Unlike so many younger bands, Prairie Flyer's lineup has never changed. After meeting at a bluegrass festival, Faddis and Richard Doble decided to start up a project with Dave Hackwith and Andre Vachon. They slowly made a name for themselves by touring bluegrass festivals around the Northwest. They are now a staple of many of the area's festivals.
"Most of the people who are involved in the bluegrass scene are aware of us," Faddis says. "We're not a traditional bluegrass band because we play a lot of different stuff."
Indeed, Prairie Flyer plays songs that are not your typical bluegrass style, often playing covers of the music of rockabilly/blues guitarist Steve Earle, slide-guitar legend Ry Cooder and the folk-rock classics of Jackson Browne.
"We like to think of some of the stuff that we do under the category of Americana," Faddis says.

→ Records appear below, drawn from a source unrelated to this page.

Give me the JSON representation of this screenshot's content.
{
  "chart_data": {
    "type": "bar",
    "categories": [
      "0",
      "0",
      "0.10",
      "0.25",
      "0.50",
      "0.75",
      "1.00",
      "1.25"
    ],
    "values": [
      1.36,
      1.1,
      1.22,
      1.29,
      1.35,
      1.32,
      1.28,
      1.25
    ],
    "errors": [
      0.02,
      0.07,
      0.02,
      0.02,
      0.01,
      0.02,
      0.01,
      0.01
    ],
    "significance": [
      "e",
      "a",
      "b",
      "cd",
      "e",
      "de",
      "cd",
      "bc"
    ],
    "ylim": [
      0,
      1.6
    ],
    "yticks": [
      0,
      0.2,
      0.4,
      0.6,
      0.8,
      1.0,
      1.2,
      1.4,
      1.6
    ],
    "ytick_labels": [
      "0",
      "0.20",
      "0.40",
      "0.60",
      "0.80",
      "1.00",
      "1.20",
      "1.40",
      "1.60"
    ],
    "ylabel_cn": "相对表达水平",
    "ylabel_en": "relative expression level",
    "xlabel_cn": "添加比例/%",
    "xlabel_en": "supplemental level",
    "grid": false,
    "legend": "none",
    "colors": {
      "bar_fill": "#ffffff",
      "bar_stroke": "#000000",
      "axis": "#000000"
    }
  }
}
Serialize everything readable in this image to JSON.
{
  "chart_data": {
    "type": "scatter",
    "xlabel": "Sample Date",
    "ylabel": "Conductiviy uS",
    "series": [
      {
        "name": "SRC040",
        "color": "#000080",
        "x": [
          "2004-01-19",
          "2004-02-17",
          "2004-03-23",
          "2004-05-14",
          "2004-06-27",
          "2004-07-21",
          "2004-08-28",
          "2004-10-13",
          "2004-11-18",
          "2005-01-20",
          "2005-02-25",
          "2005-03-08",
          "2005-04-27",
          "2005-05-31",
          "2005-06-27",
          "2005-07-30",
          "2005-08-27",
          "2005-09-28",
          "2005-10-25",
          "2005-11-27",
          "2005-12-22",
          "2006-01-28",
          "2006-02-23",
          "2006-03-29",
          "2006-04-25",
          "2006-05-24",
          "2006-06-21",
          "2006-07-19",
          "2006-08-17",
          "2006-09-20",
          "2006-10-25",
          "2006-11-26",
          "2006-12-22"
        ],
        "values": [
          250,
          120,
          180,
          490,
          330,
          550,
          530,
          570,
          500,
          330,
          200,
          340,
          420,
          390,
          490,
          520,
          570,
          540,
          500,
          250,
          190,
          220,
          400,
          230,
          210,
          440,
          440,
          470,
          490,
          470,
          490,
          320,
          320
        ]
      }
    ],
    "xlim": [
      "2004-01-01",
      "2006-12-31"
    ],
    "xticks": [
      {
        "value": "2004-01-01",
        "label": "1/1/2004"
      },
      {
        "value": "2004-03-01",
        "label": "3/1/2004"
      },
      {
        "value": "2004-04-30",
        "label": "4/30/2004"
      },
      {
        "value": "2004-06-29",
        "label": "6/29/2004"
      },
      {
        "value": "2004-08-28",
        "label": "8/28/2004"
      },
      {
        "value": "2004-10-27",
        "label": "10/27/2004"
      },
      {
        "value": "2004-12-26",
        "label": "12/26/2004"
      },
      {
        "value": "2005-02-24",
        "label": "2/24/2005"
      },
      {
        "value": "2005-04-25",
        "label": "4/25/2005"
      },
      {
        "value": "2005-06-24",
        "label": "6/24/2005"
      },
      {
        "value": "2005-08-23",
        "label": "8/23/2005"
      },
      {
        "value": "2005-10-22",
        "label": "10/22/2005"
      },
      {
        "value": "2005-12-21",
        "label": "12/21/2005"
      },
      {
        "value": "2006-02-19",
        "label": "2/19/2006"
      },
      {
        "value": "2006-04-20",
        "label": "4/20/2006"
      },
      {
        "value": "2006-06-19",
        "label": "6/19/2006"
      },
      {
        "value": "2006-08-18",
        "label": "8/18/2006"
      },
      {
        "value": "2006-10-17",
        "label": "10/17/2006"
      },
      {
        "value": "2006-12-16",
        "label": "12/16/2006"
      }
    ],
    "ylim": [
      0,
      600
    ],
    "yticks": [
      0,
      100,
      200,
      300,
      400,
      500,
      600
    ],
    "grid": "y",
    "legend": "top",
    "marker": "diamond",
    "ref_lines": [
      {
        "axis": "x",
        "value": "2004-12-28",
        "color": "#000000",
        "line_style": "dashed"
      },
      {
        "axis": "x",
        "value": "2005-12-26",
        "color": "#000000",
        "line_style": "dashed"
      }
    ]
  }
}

In 2003, the band released Selkirk Serenade, its fourth album (the second under the Prairie Flyer name). The record ranges from bluegrass standards to songs mimicking the Cuban-inspired work of the Buena Vista Social Club.
Overall, the guys from Prairie Flyer are just trying to have a good time, Faddis says. Their experimentation has gained them popularity across the Washington state bluegrass scene, but it's their unassuming attitude and their love for good tunes that allows their musical train to keep on chuggin'.